Confused About the Winners and Losers in the Governor’s Amendatory Veto of SB1?

Illinois state capitol

Yesterday, the State Board of Education released its model of how school districts fare in the first year of the school funding structure in the Governor’s veto of Senate Bill 1. (Recall that Senate Bill 1 is the funding reform bill that fixes our broken school funding system for the first time in two decades, which passed both chambers of the legislature only to be vetoed by the Governor.)

We call on legislators to override the veto. These numbers tell a few interesting stories that show a long term plan to decrease state education funding and push costs of educating kids further onto property tax payers. This overreliance on property taxes is one of the main reasons Illinois has earned the distinction of having the most unfair funding system in the country. Why would we double down on that failed structure?
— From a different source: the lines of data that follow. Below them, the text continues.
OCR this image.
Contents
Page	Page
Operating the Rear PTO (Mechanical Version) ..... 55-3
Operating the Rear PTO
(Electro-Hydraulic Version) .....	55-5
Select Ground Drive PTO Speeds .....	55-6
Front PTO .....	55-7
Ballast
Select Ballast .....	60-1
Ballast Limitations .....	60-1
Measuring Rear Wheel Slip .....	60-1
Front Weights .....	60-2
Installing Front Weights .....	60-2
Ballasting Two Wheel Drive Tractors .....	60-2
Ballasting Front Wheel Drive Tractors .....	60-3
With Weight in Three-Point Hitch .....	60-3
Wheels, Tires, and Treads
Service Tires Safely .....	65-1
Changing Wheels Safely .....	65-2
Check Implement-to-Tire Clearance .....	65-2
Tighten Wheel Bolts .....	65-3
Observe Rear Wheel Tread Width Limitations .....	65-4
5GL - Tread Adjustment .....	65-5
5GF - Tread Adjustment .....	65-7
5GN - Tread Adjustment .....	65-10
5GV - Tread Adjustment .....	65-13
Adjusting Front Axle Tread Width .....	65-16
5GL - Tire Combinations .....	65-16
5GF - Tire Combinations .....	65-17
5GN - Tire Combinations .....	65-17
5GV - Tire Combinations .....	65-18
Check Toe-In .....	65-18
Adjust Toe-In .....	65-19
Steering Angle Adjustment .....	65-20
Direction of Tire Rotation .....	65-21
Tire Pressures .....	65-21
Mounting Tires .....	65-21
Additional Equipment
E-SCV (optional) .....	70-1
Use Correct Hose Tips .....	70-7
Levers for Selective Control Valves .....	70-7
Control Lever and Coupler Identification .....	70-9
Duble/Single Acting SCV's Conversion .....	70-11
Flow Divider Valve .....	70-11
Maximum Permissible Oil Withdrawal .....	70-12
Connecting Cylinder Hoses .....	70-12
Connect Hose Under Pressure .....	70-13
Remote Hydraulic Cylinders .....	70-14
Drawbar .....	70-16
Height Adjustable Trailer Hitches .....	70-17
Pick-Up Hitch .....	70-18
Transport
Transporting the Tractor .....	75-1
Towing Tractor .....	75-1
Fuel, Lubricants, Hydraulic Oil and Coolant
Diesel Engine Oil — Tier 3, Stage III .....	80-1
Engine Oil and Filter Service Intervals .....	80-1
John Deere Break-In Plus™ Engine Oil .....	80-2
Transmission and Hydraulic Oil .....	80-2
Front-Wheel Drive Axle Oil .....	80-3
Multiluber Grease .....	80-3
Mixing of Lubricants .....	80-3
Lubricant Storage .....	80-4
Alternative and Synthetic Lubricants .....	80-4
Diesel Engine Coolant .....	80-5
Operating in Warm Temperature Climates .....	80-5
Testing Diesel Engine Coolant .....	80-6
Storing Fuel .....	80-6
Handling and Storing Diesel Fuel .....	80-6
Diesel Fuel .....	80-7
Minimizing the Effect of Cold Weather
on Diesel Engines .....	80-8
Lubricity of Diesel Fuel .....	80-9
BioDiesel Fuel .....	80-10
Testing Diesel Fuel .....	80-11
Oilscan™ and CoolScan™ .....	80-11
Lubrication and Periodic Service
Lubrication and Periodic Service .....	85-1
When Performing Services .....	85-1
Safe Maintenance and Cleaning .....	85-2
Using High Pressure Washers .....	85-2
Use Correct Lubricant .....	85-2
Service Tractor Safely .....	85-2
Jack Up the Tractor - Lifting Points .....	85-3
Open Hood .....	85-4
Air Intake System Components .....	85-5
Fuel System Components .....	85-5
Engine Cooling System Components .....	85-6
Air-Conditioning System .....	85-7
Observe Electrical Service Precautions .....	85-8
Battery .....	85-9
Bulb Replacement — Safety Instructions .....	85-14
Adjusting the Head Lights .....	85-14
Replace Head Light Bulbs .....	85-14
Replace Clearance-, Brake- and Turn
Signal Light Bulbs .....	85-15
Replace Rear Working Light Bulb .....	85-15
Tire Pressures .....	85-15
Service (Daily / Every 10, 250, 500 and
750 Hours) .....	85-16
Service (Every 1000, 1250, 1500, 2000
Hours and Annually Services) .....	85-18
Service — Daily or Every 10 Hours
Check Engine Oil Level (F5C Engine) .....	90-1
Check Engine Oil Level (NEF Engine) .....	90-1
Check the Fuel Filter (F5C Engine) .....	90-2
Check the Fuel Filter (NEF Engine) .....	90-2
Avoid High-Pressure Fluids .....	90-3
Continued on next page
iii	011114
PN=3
Here are some initial thoughts:

  1. The definition of adequate funding decreases by over $1 billion. That means even if the evidence-based model were fully funded, schools would still have $1 billion less than they need.
  2. The expected local investment increases by over $700 million. That means local property taxpayers would be expected to pick up more of the cost of education than under the version of SB1 the legislature passed.
  3. Here’s the bigger deal: going forward, the veto ignores inflation and actual cost of living differences. Adequacy is a moving target. If we reach 2017 adequacy levels in 20 years, we can’t pretend that’s the current cost of educating our students.
  4. Districts will soon begin picking up pension costs for their newly-hired teachers. When SB1 passed the legislature, it included those increased costs in the calculation of adequacy. But that was stripped out in the veto so that districts would still have to pay pension costs, but the model would pretend they had that funding available to invest in the classrooms.
  5. In 2020, the model will shift to a per-pupil hold harmless. That means districts that have lost student enrollment, even if they are still not adequately funded, will lose money from their hold harmless.